Wacker Quarterly Profit Tops Estimates on Construction Chemicals
Wacker Chemie AG (WCH), Europe’s largest polysilicon maker, posted second-quarter profit that beat analyst estimates on higher demand for construction chemicals.
Earnings before interest, tax, depreciation and amortization in the quarter fell 22 percent from a year earlier to 188.2 million euros ($249.6 million), the Munich-based company said today in a statement. Analysts surveyed by Bloomberg had estimated Ebitda of 171.4 million euros.
The manufacturer today reiterated a full-year forecast for sales to drop about 3 percent to 4.5 billion euros and earnings to fall because of lower selling prices for solar silicon and semiconductor wafers. An agreement between the European Union and China on solar products could mark an upturn for photovoltaics, the company said today.
“Our chemical divisions performed well during the April-through-June period,” Chief Executive Officer Rudolf Staudigl said in the statement. “In polysilicon, low price levels and trade-policy risks remain a challenge.”
Quarterly sales declined 5.9 percent to 1.15 billion euros, missing a 1.18 billion-euro estimate.
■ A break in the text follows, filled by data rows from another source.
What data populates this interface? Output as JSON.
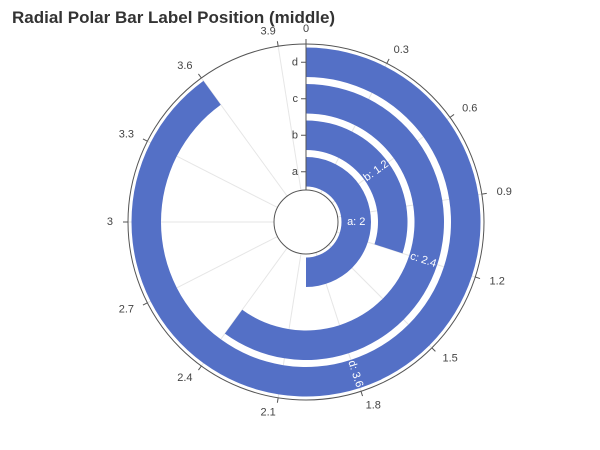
{
  "chart_data": {
    "type": "bar",
    "polar": true,
    "title": "Radial Polar Bar Label Position (middle)",
    "categories": [
      "a",
      "b",
      "c",
      "d"
    ],
    "values": [
      2,
      1.2,
      2.4,
      3.6
    ],
    "bar_labels": [
      "a: 2",
      "b: 1.2",
      "c: 2.4",
      "d: 3.6"
    ],
    "angle_axis": {
      "min": 0,
      "max": 4,
      "ticks": [
        0,
        0.3,
        0.6,
        0.9,
        1.2,
        1.5,
        1.8,
        2.1,
        2.4,
        2.7,
        3,
        3.3,
        3.6,
        3.9
      ],
      "tick_labels": [
        "0",
        "0.3",
        "0.6",
        "0.9",
        "1.2",
        "1.5",
        "1.8",
        "2.1",
        "2.4",
        "2.7",
        "3",
        "3.3",
        "3.6",
        "3.9"
      ]
    },
    "label_position": "middle",
    "color": "#5470c6",
    "legend": false
  }
}
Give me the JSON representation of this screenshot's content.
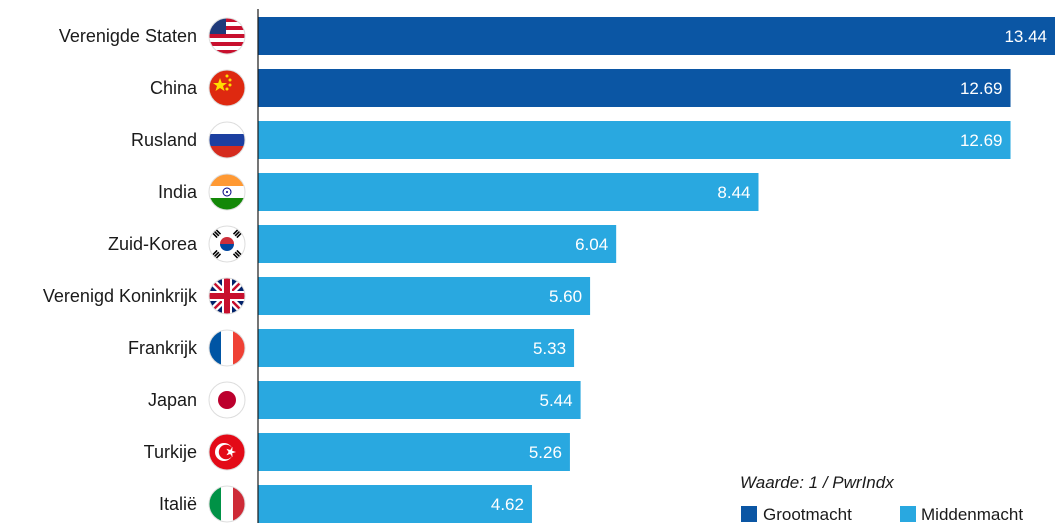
{
  "chart_data": {
    "type": "bar",
    "orientation": "horizontal",
    "categories": [
      "Verenigde Staten",
      "China",
      "Rusland",
      "India",
      "Zuid-Korea",
      "Verenigd Koninkrijk",
      "Frankrijk",
      "Japan",
      "Turkije",
      "Italië"
    ],
    "values": [
      13.44,
      12.69,
      12.69,
      8.44,
      6.04,
      5.6,
      5.33,
      5.44,
      5.26,
      4.62
    ],
    "value_labels": [
      "13.44",
      "12.69",
      "12.69",
      "8.44",
      "6.04",
      "5.60",
      "5.33",
      "5.44",
      "5.26",
      "4.62"
    ],
    "groups": [
      "Grootmacht",
      "Grootmacht",
      "Middenmacht",
      "Middenmacht",
      "Middenmacht",
      "Middenmacht",
      "Middenmacht",
      "Middenmacht",
      "Middenmacht",
      "Middenmacht"
    ],
    "xlim": [
      0,
      14
    ],
    "flag_icons": [
      "us-flag-icon",
      "china-flag-icon",
      "russia-flag-icon",
      "india-flag-icon",
      "south-korea-flag-icon",
      "uk-flag-icon",
      "france-flag-icon",
      "japan-flag-icon",
      "turkey-flag-icon",
      "italy-flag-icon"
    ],
    "note": "Waarde: 1 / PwrIndx",
    "legend": [
      {
        "name": "Grootmacht",
        "color": "#0b56a4"
      },
      {
        "name": "Middenmacht",
        "color": "#29a8e0"
      }
    ],
    "legend_position": "bottom-right",
    "grid": false
  }
}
Net income plunged 75 percent to 15.1 million euros.
Wacker, whose shares fell in November to the lowest price since its 2006 IPO, has gained 40 percent this year in Frankfurt trading. The manufacturer, majority-owned by the founding family’s holding company, Dr. Alexander Wacker Familiengesellschaft mbH, has a market value of 3.6 billion euros.
Wacker’s profitability has suffered as manufacturing capacity for polysilicon exceeded demand and the company faced increased competition from low-cost Asian producers. That prompted Wacker to delay output at a new polysilicon factory in Tennessee by 18 months.
Chinese competition against European manufacturers has now been limited after negotiators last week reached an agreement to curb EU imports of solar panels from China in exchange for exempting the shipments from punitive tariffs.
The accord would set a minimum price for imports of the renewable-energy technology from China. In return, Chinese manufacturers would be spared EU levies meant to counter below-cost sales, a practice known as dumping.